CarLibrary.org - Metadata

May 30, 2016

"Metadata" has been introduced in other CarLibrary.org webpages. Those pages also explain how car historians, collectors, museums and collections can use several types of software to create and maintain traditional inventories or digital archives.

This webpage describes using the open-source ExifTool software and a separate open-source add-on program, the ExifToolGUI (Graphical User Interface), to improve the identification - and eventual classification - of digital photos and scanned documents in many image formats and PDF files through the use of "embedded metadata".

The ExifTool provides a very powerful tool to read metadata from an entire folder of images or documents- or any set of folders and subfolders of digital files - into a Comma Separated Value (CSV) file. This CSV file is easily opened in Excel or other spreadsheet program.  In the Excel (spreadsheet) file, incorrect or missing metadata of each file/record/image can be corrected or added.  That Excel file can be used to import this "inventory of digital assets" into digital library software (Greenstone), a database or a Collections Management System (CMS).  It can also be used to "write" the updated metadata back into the image (or other) digital files.

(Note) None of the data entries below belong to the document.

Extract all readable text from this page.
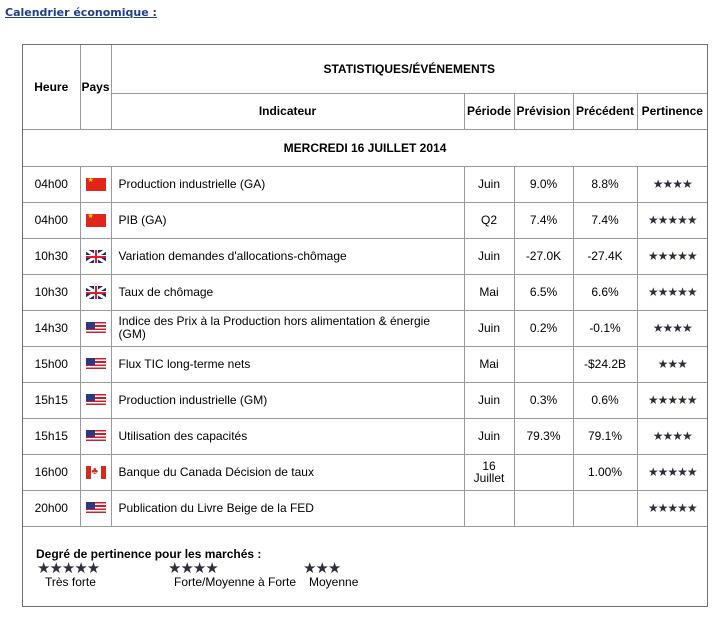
Calendrier économique :
Heure	Pays	STATISTIQUES/ÉVÉNEMENTS				
		Indicateur	Période	Prévision	Précédent	Pertinence
MERCREDI 16 JUILLET 2014						
04h00	★	Production industrielle (GA)	Juin	9.0%	8.8%	★★★★
04h00	★	PIB (GA)	Q2	7.4%	7.4%	★★★★★
10h30		Variation demandes d'allocations-chômage	Juin	-27.0K	-27.4K	★★★★★
10h30		Taux de chômage	Mai	6.5%	6.6%	★★★★★
14h30		Indice des Prix à la Production hors alimentation & énergie (GM)	Juin	0.2%	-0.1%	★★★★
15h00		Flux TIC long-terme nets	Mai		-$24.2B	★★★
15h15		Production industrielle (GM)	Juin	0.3%	0.6%	★★★★★
15h15		Utilisation des capacités	Juin	79.3%	79.1%	★★★★
16h00	♣	Banque du Canada Décision de taux	16 Juillet		1.00%	★★★★★
20h00		Publication du Livre Beige de la FED				★★★★★
Degré de pertinence pour les marchés :
★★★★★
Très forte
★★★★
Forte/Moyenne à Forte
★★★
Moyenne
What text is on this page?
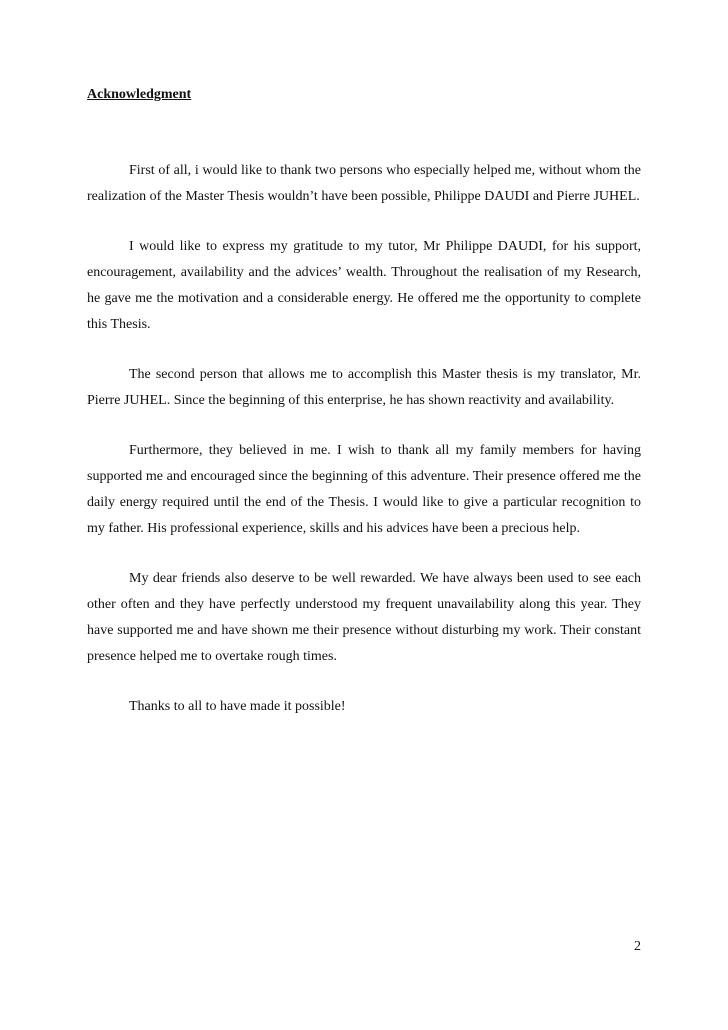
Acknowledgment

First of all, i would like to thank two persons who especially helped me, without whom the realization of the Master Thesis wouldn’t have been possible, Philippe DAUDI and Pierre JUHEL.

I would like to express my gratitude to my tutor, Mr Philippe DAUDI, for his support, encouragement, availability and the advices’ wealth. Throughout the realisation of my Research, he gave me the motivation and a considerable energy. He offered me the opportunity to complete this Thesis.

The second person that allows me to accomplish this Master thesis is my translator, Mr. Pierre JUHEL. Since the beginning of this enterprise, he has shown reactivity and availability.

Furthermore, they believed in me. I wish to thank all my family members for having supported me and encouraged since the beginning of this adventure. Their presence offered me the daily energy required until the end of the Thesis. I would like to give a particular recognition to my father. His professional experience, skills and his advices have been a precious help.

My dear friends also deserve to be well rewarded. We have always been used to see each other often and they have perfectly understood my frequent unavailability along this year. They have supported me and have shown me their presence without disturbing my work. Their constant presence helped me to overtake rough times.

Thanks to all to have made it possible!

2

Although the ExifTool must be used from Windows (or Linux) through the "command line", which may be daunting for users accustomed to a Windows or Mac graphical interface, its power to create archive/collections inventories - and files with useful embedded metadata - should justify the effort necessary to master its use.  Highly recommended!

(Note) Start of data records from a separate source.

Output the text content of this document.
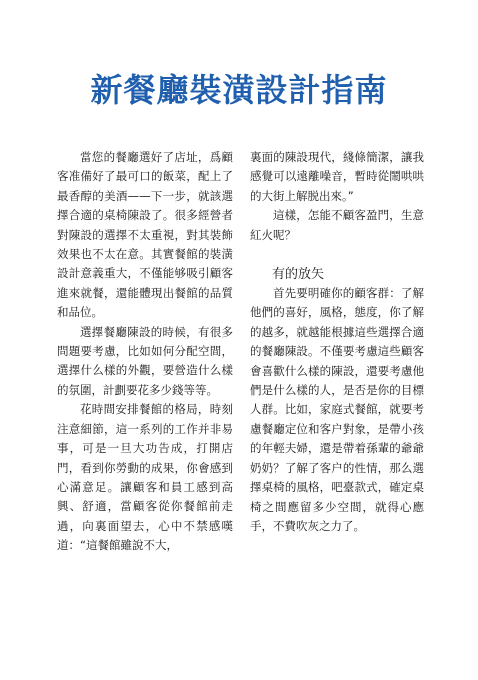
新餐廳裝潢設計指南

當您的餐廳選好了店址，爲顧客准備好了最可口的飯菜，配上了最香醇的美酒——下一步，就該選擇合適的桌椅陳設了。很多經營者對陳設的選擇不太重視，對其裝飾效果也不太在意。其實餐館的裝潢設計意義重大，不僅能够吸引顧客進來就餐，還能體現出餐館的品質和品位。

選擇餐廳陳設的時候，有很多問題要考慮，比如如何分配空間，選擇什么樣的外觀，要營造什么樣的氛圍，計劃要花多少錢等等。

花時間安排餐館的格局，時刻注意細節，這一系列的工作并非易事，可是一旦大功告成，打開店門，看到你勞動的成果，你會感到心滿意足。讓顧客和員工感到高興、舒適，當顧客從你餐館前走過，向裏面望去，心中不禁感嘆道：“這餐館雖說不大，

裏面的陳設現代，綫條簡潔，讓我感覺可以遠離噪音，暫時從鬧哄哄的大街上解脱出來。”

這樣，怎能不顧客盈門，生意紅火呢？

有的放矢

首先要明確你的顧客群：了解他們的喜好，風格，態度，你了解的越多，就越能根據這些選擇合適的餐廳陳設。不僅要考慮這些顧客會喜歡什么樣的陳設，還要考慮他們是什么樣的人，是否是你的目標人群。比如，家庭式餐館，就要考慮餐廳定位和客户對象，是帶小孩的年輕夫婦，還是帶着孫輩的爺爺奶奶？了解了客户的性情，那么選擇桌椅的風格，吧臺款式，確定桌椅之間應留多少空間，就得心應手，不費吹灰之力了。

This guide's sections are:

1. ExifTool - Reading and Writing Embedded Metadata

a. More Complex Directories with Thousands of Photos

b. Writing Metadata into Photos

2. ExifToolGUI

3. Summary of the ExifTool and ExifToolGUI

a. Videos

b. Recommendations

1. ExifTool - Reading and Writing Embedded Metadata

Phil Harvey's ExifTool, is described to have the ability to extract, add, copy or move nearly all types of metadata, not only EXIF metadata.  It will display metadata in PDF, Word, Excel and MP3 files and edit metadata in image and PDF files.  The basic program is used from a "command line", but with the correct configuration, it is very powerful and has proven to "do everything" to image metadata. Downloads for Windows, Macs and Linux systems and very complete explanation of its functions are here

This webpage is an introduction to using a few of the command line functions.

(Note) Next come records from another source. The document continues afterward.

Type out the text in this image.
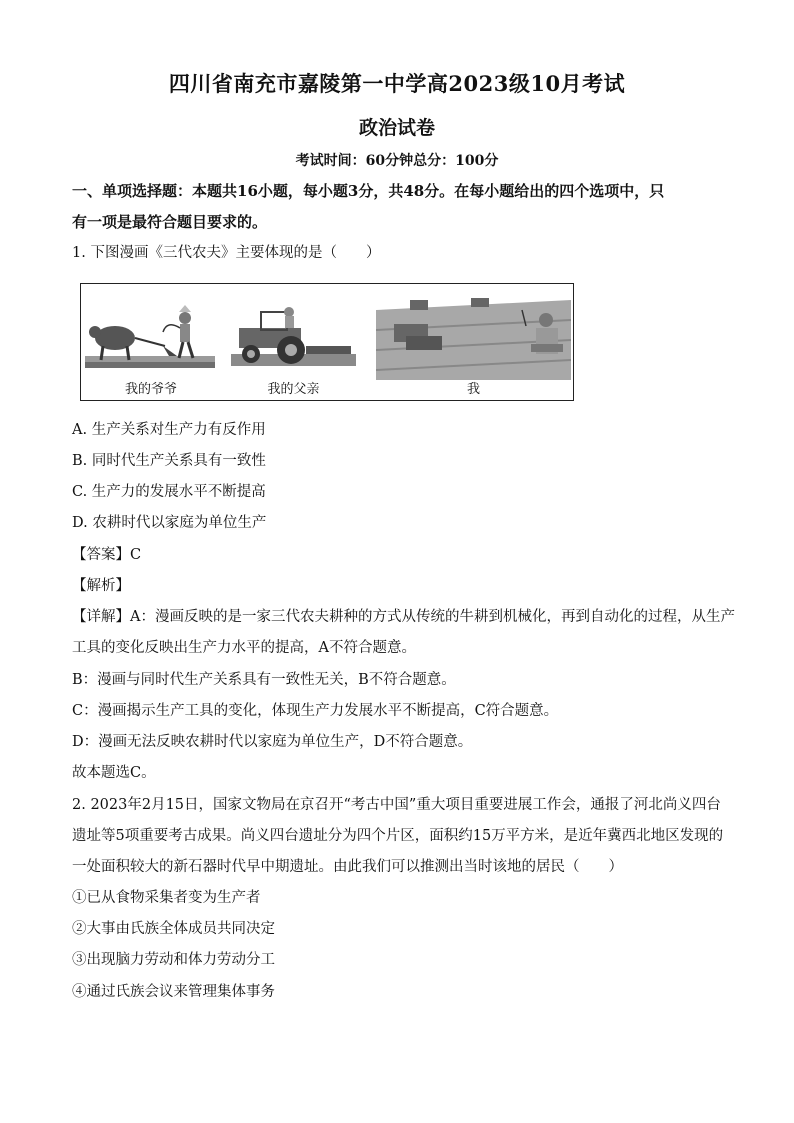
四川省南充市嘉陵第一中学高2023级10月考试
政治试卷
考试时间：60分钟总分：100分
一、单项选择题：本题共16小题，每小题3分，共48分。在每小题给出的四个选项中，只
有一项是最符合题目要求的。
1. 下图漫画《三代农夫》主要体现的是（　　）
我的爷爷	我的父亲	我
A. 生产关系对生产力有反作用
B. 同时代生产关系具有一致性
C. 生产力的发展水平不断提高
D. 农耕时代以家庭为单位生产
【答案】C
【解析】
【详解】A：漫画反映的是一家三代农夫耕种的方式从传统的牛耕到机械化，再到自动化的过程，从生产
工具的变化反映出生产力水平的提高，A不符合题意。
B：漫画与同时代生产关系具有一致性无关，B不符合题意。
C：漫画揭示生产工具的变化，体现生产力发展水平不断提高，C符合题意。
D：漫画无法反映农耕时代以家庭为单位生产，D不符合题意。
故本题选C。
2. 2023年2月15日，国家文物局在京召开“考古中国”重大项目重要进展工作会，通报了河北尚义四台
遗址等5项重要考古成果。尚义四台遗址分为四个片区，面积约15万平方米，是近年冀西北地区发现的
一处面积较大的新石器时代早中期遗址。由此我们可以推测出当时该地的居民（　　）
①已从食物采集者变为生产者
②大事由氏族全体成员共同决定
③出现脑力劳动和体力劳动分工
④通过氏族会议来管理集体事务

Download the ExifTool and install as follows:

A.  Go to Phil Harvey's website and use one of the download links near the top of the page.  The "Windows Executable" is recommended for Windows systems and there is a Mac OS X package just below.

B.  Installation instructions are on a link just below the download links.  On Windows systems, follow the "exiftool.exe" move instructions carefully so the program will work from all directories.

C.  As noted in these instructions, you must first get to the Windows command prompt by selecting "Run..." from the Windows "Start" menu, then type "cmd" and press Return. It appears that you have time-traveled to the '80s world of DOS!  Then type "exiftool".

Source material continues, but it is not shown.